Few-state analyses have often been used to interpret the NLO responses. For dipolar systems, the dominant β_zzz component is expressed within the two-state approximation [54,55,56], involving one ground (labeled g) and one excited (labeled e) state. In the static limit, it reads:

$${\beta }_{HRS}=\sqrt{\frac{6}{35}}{\beta }_{zzz}=6\sqrt{\frac{6}{35}}\frac{\Delta {\mu }_{ge}{\mu }_{ge}^2}{\Delta E_{ge}^2},\mathrm{with}\Delta {\mu }_{ge}={\mu }_e-{\mu }_g,$$

(4)

where $\Delta E_{ge}$ is the excitation energy, ${\mu }_{ge}$ is the transition dipole moment, and $\Delta {\mu }_{ge}$ is the difference between the ground and excited state dipole moments. For Λ-shaped and octupolar compounds, at least two excited states (e and e′) should be considered so that the dominant β-tensor components are proportional to $\Delta E_{ge}^{-2}$ and $\Delta E_{ge}^{-1}\Delta E_{g{e}^{\prime }}^{-1}$. In a first approximation, Figure 8 tackles the possible relationship between β_HRS and $\Delta E_{ge}^{-2}$. Here, $\Delta E_{ge}$ is the excitation energy of the lowest-energy dipole-allowed electronic transition. Note that for the Λ-shaped and octupolar compounds, the second excitation energy $\Delta E_{g{e}^{\prime }}$ is similar to $\Delta E_{ge}$. Figure 8 clearly distinguishes between (i) the fully closed forms with negligible β_HRS responses, (ii) the quasi-symmetric OO forms (2a, 2b and 2d) with small β_HRS values, (iii) the other OO forms that adopt a Λ-shaped structure (2c and 2e), and (iv) the other compounds that present similar ${\beta }_{HRS}-\Delta E_{ge}$ relationships.

4. Conclusions and Outlooks

In this study, molecular switches containing one to three BOX units were studied using quantum chemistry calculations carried out at the DFT and TDDFT levels. Different structures were considered, and the number of states depends on: (i) the number of BOXs (1, monoBOX; 2, diBOX; 3, triBOX) and (ii) the nature of the π-conjugated linker (3a versus 3b).
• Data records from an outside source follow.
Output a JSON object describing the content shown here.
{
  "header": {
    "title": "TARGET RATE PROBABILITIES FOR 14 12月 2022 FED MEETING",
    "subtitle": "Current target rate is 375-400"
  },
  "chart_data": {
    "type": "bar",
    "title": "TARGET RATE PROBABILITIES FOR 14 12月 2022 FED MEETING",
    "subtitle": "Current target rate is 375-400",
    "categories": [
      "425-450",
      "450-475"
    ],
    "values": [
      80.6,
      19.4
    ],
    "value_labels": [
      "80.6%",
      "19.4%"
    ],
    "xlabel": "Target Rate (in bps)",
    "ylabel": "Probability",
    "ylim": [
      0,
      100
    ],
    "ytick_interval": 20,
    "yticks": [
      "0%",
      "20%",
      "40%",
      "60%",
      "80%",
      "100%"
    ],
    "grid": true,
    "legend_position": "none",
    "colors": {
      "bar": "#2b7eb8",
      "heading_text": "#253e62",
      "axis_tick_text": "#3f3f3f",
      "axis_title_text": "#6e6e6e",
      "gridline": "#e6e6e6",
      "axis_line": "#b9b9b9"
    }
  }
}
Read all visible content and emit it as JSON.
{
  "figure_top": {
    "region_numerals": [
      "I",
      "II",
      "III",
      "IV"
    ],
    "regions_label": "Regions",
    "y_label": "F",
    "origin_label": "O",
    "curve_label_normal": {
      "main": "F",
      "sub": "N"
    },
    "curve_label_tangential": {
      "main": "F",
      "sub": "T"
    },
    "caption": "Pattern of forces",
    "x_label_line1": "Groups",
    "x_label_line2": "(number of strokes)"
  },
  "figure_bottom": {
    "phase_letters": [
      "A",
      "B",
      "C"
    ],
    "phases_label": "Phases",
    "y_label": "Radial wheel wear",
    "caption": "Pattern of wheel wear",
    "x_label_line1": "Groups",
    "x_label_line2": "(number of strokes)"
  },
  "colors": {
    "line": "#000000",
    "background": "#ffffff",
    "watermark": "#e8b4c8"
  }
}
Calculations showed that:

• The first opening leads to a drastic change of the NLO responses (at most, a tenfold increase of β_HRS accompanied by an increase of the DR), driven by an enhancement of the push–pull π-conjugation.
• The following openings see either a decrease (diBOXs) or a modest variation (triBOX) of β_HRS.
• Nevertheless, these second (and third) openings are also accompanied by a change of the depolarization ratio, which may help to differentiate between the forms.
• The opening mechanism upon protonation is sequential, and the trend of exergonicity is also in phase with the π-conjugation.

These results were rationalized by using unit sphere representations, revealing the symmetry of the β-tensor, and the few-state approximation. Since the nature and contrast of the β responses for the different forms depend on the linker, improving the design of the triBOX, in order to better differentiate the β_HRS between the different forms, is an option. An interesting tool to rationalize the results for such multi-BOX compounds is the VB-nCT model (with n = 2 for diBOX [53] and n = 3 for triBOX [57]), as done recently for ruthenium-based NLO switches [58]. Other schemes, such as field-induced [59] or natural transition [60] orbitals, could also be considered.